Non che, come alcuni potrebbero temere, i Riverside abbiano dimenticato la rinfrancante piacevolezza dello sfrigolare delle distorsioni, l'indispensabile risolutezza del power chord, il perverso fascino del tempo dispari. "Love, Fear and the Time Machine" non è assolutamente un album progressive nel senso più storicisticamente ortodosso del termine; ma lo è indubbiamente per la sua dimestichezza nel fondere linguaggi diversi e all'apparenza antitetici in uno nuovo, personale, non più liquidabile come semplice estensione e derivazione di una precedente corrente storica: "Saturate Me", tra le sue eccentricità liriche ("iCrowd patterns - Beliefs - Guided trips - Search for hints - Copy/paste - Brain turned off"), intercala sciabordate metal fra complicati giri di chitarra (ricordate "Fish" degli Yes?) e pulsazioni di pura elettronica, su cui la voce di Duda lancia messianicamente i suoi anatemi contro la modernità. E anche la splendida "Towards The Blue Horizon", malinconica ode alla gioventù perduta e alle amicizie lontane, si nasconde dietro una muraglia di chitarre prima di riemergere in un acustico sogno ad occhi aperti, che condivide con la successiva "Time Travellers", una gemma di cantautorato acustico, l'emotività e l'essenzialità delle strumentazioni. 

Non che i Riverside, in fondo, abbiano dimenticato del tutto il buio, la solitudine: la condensano in un'atipica ballata di basso e voce, "Afloat", posta simbolicamente al centro dell'album. Statica desolazione e nero rammarico, prima della librazione verso il salvifico riscatto delle battute conclusive.

...and the Time Machine.

L'ultima opera dei Riverside è, in fondo, anche una summa di tutto ciò che i polacchi sono stati in cinque album che li aveva visti in continua evoluzione, seppur priva di punti di rottura di questa portata: è un album capace di incorporare i punti di forza di un'intera discografia. "Anno Domini High Definition" risuona nella produzione ipercompressa che accende la wave ottantiana di "Addicted"; la trilogia "Reality Dream" risuona nelle note conclusive di "Under The Pillow", dopo che inaspettate asincronie ne hanno rotto la linearità da britpop dei versi.

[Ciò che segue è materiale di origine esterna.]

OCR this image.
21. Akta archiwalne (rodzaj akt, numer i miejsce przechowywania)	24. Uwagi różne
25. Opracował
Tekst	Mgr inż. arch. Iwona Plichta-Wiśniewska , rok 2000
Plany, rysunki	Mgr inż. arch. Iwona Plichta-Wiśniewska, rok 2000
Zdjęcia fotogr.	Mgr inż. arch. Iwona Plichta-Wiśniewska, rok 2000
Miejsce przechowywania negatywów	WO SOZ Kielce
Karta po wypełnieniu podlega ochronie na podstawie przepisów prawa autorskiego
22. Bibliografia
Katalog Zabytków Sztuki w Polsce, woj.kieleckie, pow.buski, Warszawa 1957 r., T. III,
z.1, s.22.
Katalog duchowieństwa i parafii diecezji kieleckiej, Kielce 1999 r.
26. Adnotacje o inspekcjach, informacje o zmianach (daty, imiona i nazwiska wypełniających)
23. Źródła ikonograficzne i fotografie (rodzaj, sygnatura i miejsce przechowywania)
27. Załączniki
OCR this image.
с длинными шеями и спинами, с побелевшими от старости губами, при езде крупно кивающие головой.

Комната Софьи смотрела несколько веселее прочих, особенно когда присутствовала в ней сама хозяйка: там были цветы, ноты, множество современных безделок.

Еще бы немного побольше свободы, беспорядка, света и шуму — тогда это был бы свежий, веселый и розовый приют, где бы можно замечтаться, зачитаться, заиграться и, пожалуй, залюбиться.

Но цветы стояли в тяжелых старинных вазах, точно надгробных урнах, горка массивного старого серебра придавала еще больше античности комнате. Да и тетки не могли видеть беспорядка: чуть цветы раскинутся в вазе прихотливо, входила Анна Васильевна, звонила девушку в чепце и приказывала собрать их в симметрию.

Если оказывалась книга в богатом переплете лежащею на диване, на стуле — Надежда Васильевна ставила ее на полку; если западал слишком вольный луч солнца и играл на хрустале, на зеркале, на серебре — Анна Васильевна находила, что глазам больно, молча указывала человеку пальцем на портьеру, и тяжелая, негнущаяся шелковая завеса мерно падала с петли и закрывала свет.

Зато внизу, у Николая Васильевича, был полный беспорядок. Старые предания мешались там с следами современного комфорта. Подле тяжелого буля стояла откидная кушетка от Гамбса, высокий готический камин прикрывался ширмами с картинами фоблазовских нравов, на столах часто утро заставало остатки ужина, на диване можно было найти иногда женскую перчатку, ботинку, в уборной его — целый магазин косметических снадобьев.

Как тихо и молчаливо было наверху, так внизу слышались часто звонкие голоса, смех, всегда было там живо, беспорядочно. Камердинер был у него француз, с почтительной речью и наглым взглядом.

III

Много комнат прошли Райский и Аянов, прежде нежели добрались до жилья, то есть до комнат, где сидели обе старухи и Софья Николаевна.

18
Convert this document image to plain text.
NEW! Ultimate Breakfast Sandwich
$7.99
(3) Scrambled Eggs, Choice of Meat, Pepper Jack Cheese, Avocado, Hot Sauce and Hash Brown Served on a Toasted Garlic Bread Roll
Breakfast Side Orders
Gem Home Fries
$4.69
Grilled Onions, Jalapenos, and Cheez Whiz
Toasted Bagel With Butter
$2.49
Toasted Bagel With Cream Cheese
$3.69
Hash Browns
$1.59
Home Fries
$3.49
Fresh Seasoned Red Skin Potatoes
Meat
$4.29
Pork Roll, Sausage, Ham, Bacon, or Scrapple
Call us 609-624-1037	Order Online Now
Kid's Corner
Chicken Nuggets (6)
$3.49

"Love, Fear and the Time Machine" è un'opera fruibile da chiunque ma soddisfacente anche per palati finissimi, perfetta per nuovi adepti ma godibilmente spiazzante anche per aficionados storici della band. Un aggraziato mosaico del meglio che prog e alternative rock hanno saputo dare nei decenni passati. Ma forse anche un'istantanea dal futuro dei generi

"One day just you and I will find the bridge, to the neverland."